Benchmark highlights

ScenarioThroughput
Realtime fraud detection191K req/s
Dynamic FX rate pricing184K req/s
Insurance agent commission148K req/s
Loan approval45K req/s
Company analysis (complex)4K req/s
Performance varies based on decision structure. Pure decision tables and expression nodes achieve 150K+ evaluations per second. Decisions using Function nodes run slower (3-50K req/s) due to JavaScript runtime overhead.
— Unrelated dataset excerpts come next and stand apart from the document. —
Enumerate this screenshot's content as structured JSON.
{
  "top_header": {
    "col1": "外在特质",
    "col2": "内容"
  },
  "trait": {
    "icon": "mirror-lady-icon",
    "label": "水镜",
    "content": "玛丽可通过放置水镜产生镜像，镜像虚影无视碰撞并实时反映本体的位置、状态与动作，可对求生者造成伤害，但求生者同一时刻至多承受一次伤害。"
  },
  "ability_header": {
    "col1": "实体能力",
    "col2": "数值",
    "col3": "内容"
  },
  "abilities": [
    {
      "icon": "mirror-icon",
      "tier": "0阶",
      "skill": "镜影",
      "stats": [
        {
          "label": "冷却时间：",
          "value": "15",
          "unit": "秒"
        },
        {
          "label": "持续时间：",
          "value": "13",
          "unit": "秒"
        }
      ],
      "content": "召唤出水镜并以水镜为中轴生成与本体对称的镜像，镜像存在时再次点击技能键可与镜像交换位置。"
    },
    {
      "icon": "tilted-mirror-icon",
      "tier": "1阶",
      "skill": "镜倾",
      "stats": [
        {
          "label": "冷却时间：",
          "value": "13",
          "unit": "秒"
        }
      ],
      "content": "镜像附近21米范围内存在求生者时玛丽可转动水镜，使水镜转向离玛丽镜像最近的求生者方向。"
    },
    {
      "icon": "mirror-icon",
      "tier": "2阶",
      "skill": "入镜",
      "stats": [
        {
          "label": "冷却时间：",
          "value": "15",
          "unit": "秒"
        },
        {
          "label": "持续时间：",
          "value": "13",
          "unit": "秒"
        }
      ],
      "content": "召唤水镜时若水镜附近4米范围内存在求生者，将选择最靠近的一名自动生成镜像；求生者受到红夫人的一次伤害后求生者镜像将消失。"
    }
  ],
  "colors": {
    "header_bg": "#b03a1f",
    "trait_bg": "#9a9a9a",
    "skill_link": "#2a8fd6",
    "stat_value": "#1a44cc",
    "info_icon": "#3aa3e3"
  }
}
Language binding performance

All bindings share the same Rust core. The binding layer adds minimal overhead for most languages.
LanguageBindingOverheadNotes
RustNativeNoneBaseline performance
Node.jsNAPI-RSLowNear-native, minimal serialization overhead
PythonPyO3LowEfficient type conversions, async support
GoCustom C + CGOLowCGO boundary overhead, native evaluation
WebAssemblyWASM + NAPILowBrowser and edge deployments
SwiftUniFFILowIdiomatic Swift APIs
Kotlin/Java/AndroidJNA (UniFFI)HighJVM boundary and object marshalling overhead

Performance optimization tips

Pre-compile decisions. Use ZenDecisionContent to parse and compile decisions once, then reuse them for multiple evaluations. This is available in Node.js, Python, and Go SDKs. Reuse engine instances. Create a single engine at startup rather than instantiating per-request. Engine creation has initialization costs. Batch evaluations when possible. If you’re evaluating the same decision with many inputs, batch them to amortize any per-call overhead. Profile your specific decisions. Performance varies significantly based on decision complexity. A simple lookup table runs 50x faster than a complex multi-stage graph with custom functions.

Benchmark methodology

All benchmarks were run on a MacBook Pro with Apple M3 chip using single-core execution. Each scenario represents a real-world business rule pattern:
  • Decision tables only (100K+ req/s): Pure table lookups and expressions
  • Mixed graphs (50-100K req/s): Multiple nodes, branching logic
  • Function-heavy (3-50K req/s): Decisions using Function nodes with JavaScript execution
The benchmark measures pure evaluation time excluding I/O, network latency, and decision loading. Production throughput depends on your infrastructure, decision structure, and data serialization overhead.
The slowest benchmarks (Company analysis, Insurance breakdown, AML) use Function nodes extensively. If you need maximum throughput, prefer decision tables and expression nodes over custom JavaScript functions.